第23話:分かり合えた者達

フィフティーン、30歳です。


妹から帝国が思いのほかいい国だと聞いて商談に来ています。


聞いていた通り、帝国は自給自足で物資を賄っており、比較的豊かな国でした。


娯楽品が特に売れて、他の国との需要のバランスもいい感じ。


ただ、争い自体は多いようで、そこかしこでじゃんけんぽん、と声が聞こえてきます。


たまに荷馬車をじゃんけんで譲れと言われる時は、本当にどうしようかと思った。


さすがにそういう時は武力行使。


まぁ盗賊だし、その辺は仕方がないと割り切ろう。


なんやかんやで商会の手は世界中に広がっています。


商会名は15商会。


名前をそのままだと恥ずかしかったので数字に直しました。


一番の売れ筋は水。荷馬車で大量に運び、娯楽品や食料と交換しています。


やはり土地によって特性があると手に入らないものも多いようで。


商会には法外な価格にならないよう公正取引委員会を設立。


それぞれの国家に頼りながら運営しています。


これでうまく世界が回ってくれるといいな。


スィックスティーン。

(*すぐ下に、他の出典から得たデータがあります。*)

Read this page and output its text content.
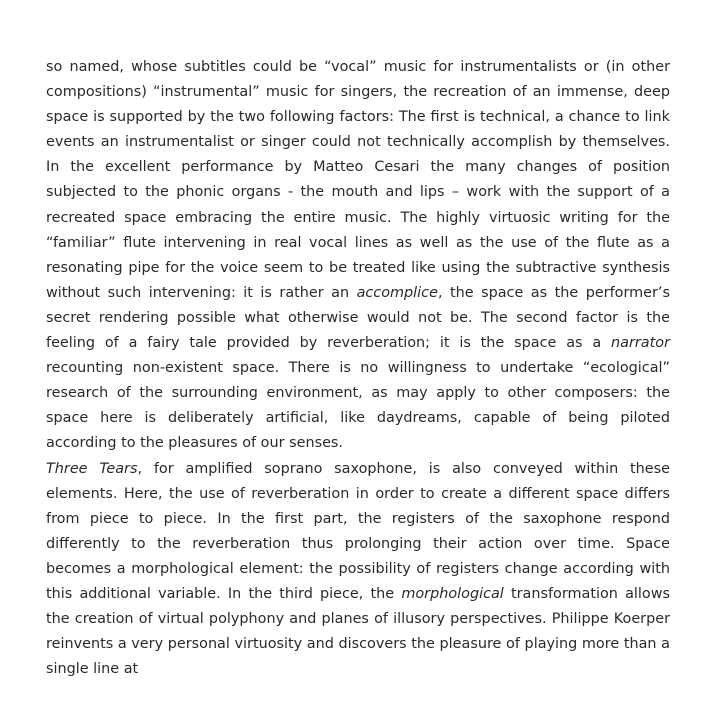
so named, whose subtitles could be “vocal” music for instrumentalists or (in other compositions) “instrumental” music for singers, the recreation of an immense, deep space is supported by the two following factors: The first is technical, a chance to link events an instrumentalist or singer could not technically accomplish by themselves. In the excellent performance by Matteo Cesari the many changes of position subjected to the phonic organs - the mouth and lips – work with the support of a recreated space embracing the entire music. The highly virtuosic writing for the “familiar” flute intervening in real vocal lines as well as the use of the flute as a resonating pipe for the voice seem to be treated like using the subtractive synthesis without such intervening: it is rather an accomplice, the space as the performer’s secret rendering possible what otherwise would not be. The second factor is the feeling of a fairy tale provided by reverberation; it is the space as a narrator recounting non-existent space. There is no willingness to undertake “ecological” research of the surrounding environment, as may apply to other composers: the space here is deliberately artificial, like daydreams, capable of being piloted according to the pleasures of our senses.

Three Tears, for amplified soprano saxophone, is also conveyed within these elements. Here, the use of reverberation in order to create a different space differs from piece to piece. In the first part, the registers of the saxophone respond differently to the reverberation thus prolonging their action over time. Space becomes a morphological element: the possibility of registers change according with this additional variable. In the third piece, the morphological transformation allows the creation of virtual polyphony and planes of illusory perspectives. Philippe Koerper reinvents a very personal virtuosity and discovers the pleasure of playing more than a single line at
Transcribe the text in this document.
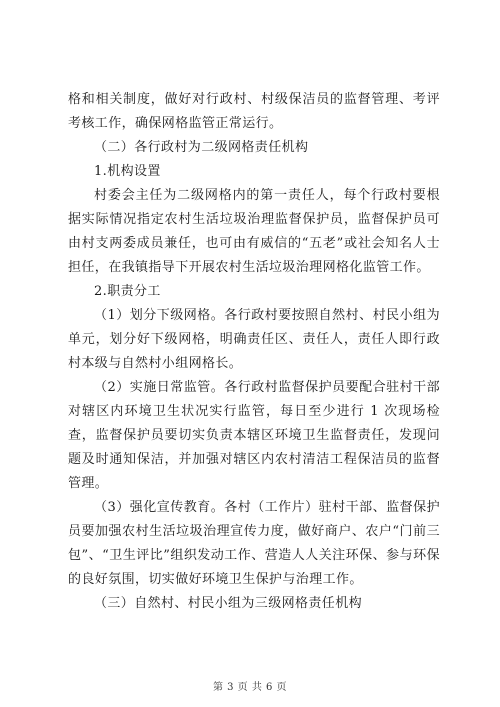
格和相关制度，做好对行政村、村级保洁员的监督管理、考评考核工作，确保网格监管正常运行。

（二）各行政村为二级网格责任机构

1.机构设置

村委会主任为二级网格内的第一责任人，每个行政村要根据实际情况指定农村生活垃圾治理监督保护员，监督保护员可由村支两委成员兼任，也可由有威信的“五老”或社会知名人士担任，在我镇指导下开展农村生活垃圾治理网格化监管工作。

2.职责分工

（1）划分下级网格。各行政村要按照自然村、村民小组为单元，划分好下级网格，明确责任区、责任人，责任人即行政村本级与自然村小组网格长。

（2）实施日常监管。各行政村监督保护员要配合驻村干部对辖区内环境卫生状况实行监管，每日至少进行 1 次现场检查，监督保护员要切实负责本辖区环境卫生监督责任，发现问题及时通知保洁，并加强对辖区内农村清洁工程保洁员的监督管理。

（3）强化宣传教育。各村（工作片）驻村干部、监督保护员要加强农村生活垃圾治理宣传力度，做好商户、农户“门前三包”、“卫生评比”组织发动工作、营造人人关注环保、参与环保的良好氛围，切实做好环境卫生保护与治理工作。

（三）自然村、村民小组为三级网格责任机构

第 3 页 共 6 页
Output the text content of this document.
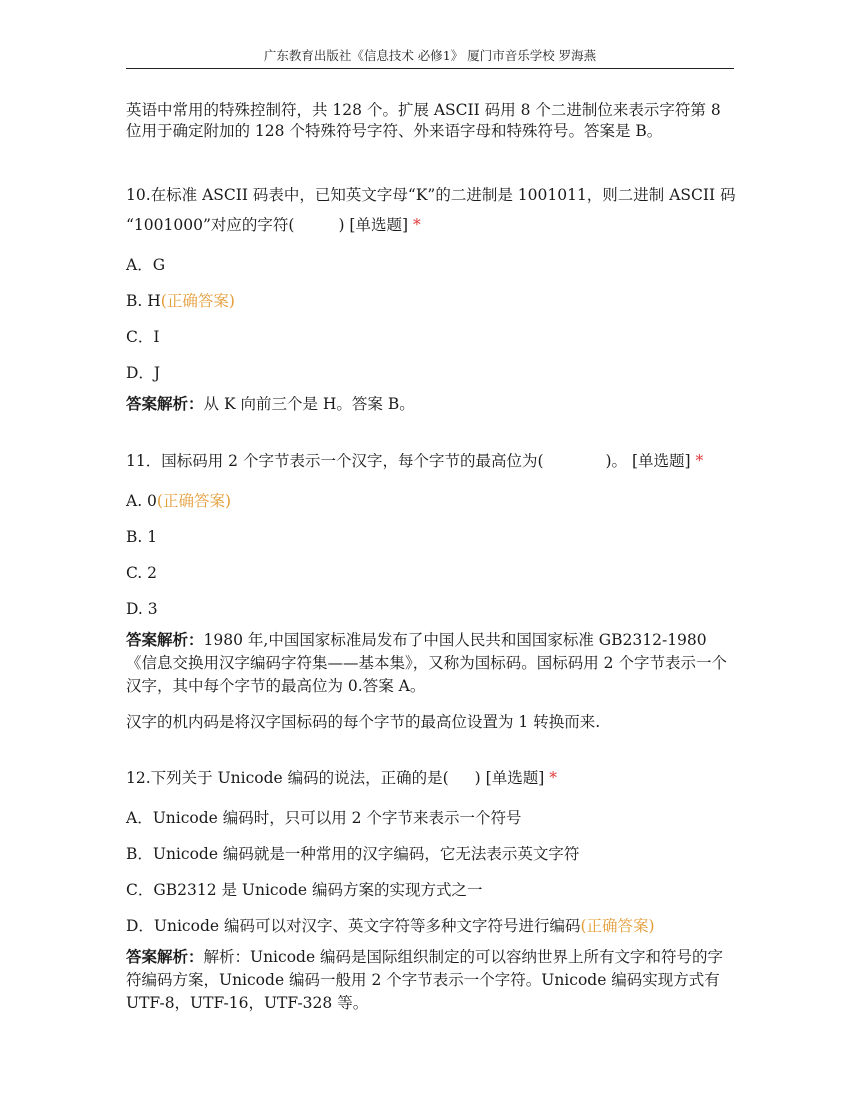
广东教育出版社《信息技术 必修1》 厦门市音乐学校 罗海燕

英语中常用的特殊控制符，共 128 个。扩展 ASCII 码用 8 个二进制位来表示字符第 8 位用于确定附加的 128 个特殊符号字符、外来语字母和特殊符号。答案是 B。

10.在标准 ASCII 码表中，已知英文字母“K”的二进制是 1001011，则二进制 ASCII 码
“1001000”对应的字符(	) [单选题] *

A．G

B. H(正确答案)

C．I

D．J

答案解析：从 K 向前三个是 H。答案 B。

11．国标码用 2 个字节表示一个汉字，每个字节的最高位为(	)。 [单选题] *

A. 0(正确答案)

B. 1

C. 2

D. 3

答案解析：1980 年,中国国家标准局发布了中国人民共和国国家标准 GB2312-1980《信息交换用汉字编码字符集——基本集》，又称为国标码。国标码用 2 个字节表示一个汉字，其中每个字节的最高位为 0.答案 A。

汉字的机内码是将汉字国标码的每个字节的最高位设置为 1 转换而来.

12.下列关于 Unicode 编码的说法，正确的是( ) [单选题] *

A．Unicode 编码时，只可以用 2 个字节来表示一个符号

B．Unicode 编码就是一种常用的汉字编码，它无法表示英文字符

C．GB2312 是 Unicode 编码方案的实现方式之一

D．Unicode 编码可以对汉字、英文字符等多种文字符号进行编码(正确答案)

答案解析：解析：Unicode 编码是国际组织制定的可以容纳世界上所有文字和符号的字符编码方案，Unicode 编码一般用 2 个字节表示一个字符。Unicode 编码实现方式有 UTF-8，UTF-16，UTF-328 等。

30歳になりました。


去年フォーティーンが亡くなったのだとか。


本当に面倒くさい人。


最後に残した遺言が「お前達ならやれる」なんだって。


どこまでも他人まかせなんだから。


でも、ちょっとだけ、ほんのちょっとだけ、悲しんであげてもいいかなって思った。


もう死んだと思われている皇帝様、質素で穏やかな葬式で送られたという皇帝様。


願わくば、あなたの願いが叶いますように。


あ、私達が叶えるのか。


ま、頑張んなきゃね!


クリア歴160年、15商会によりすべての国が繋がれる。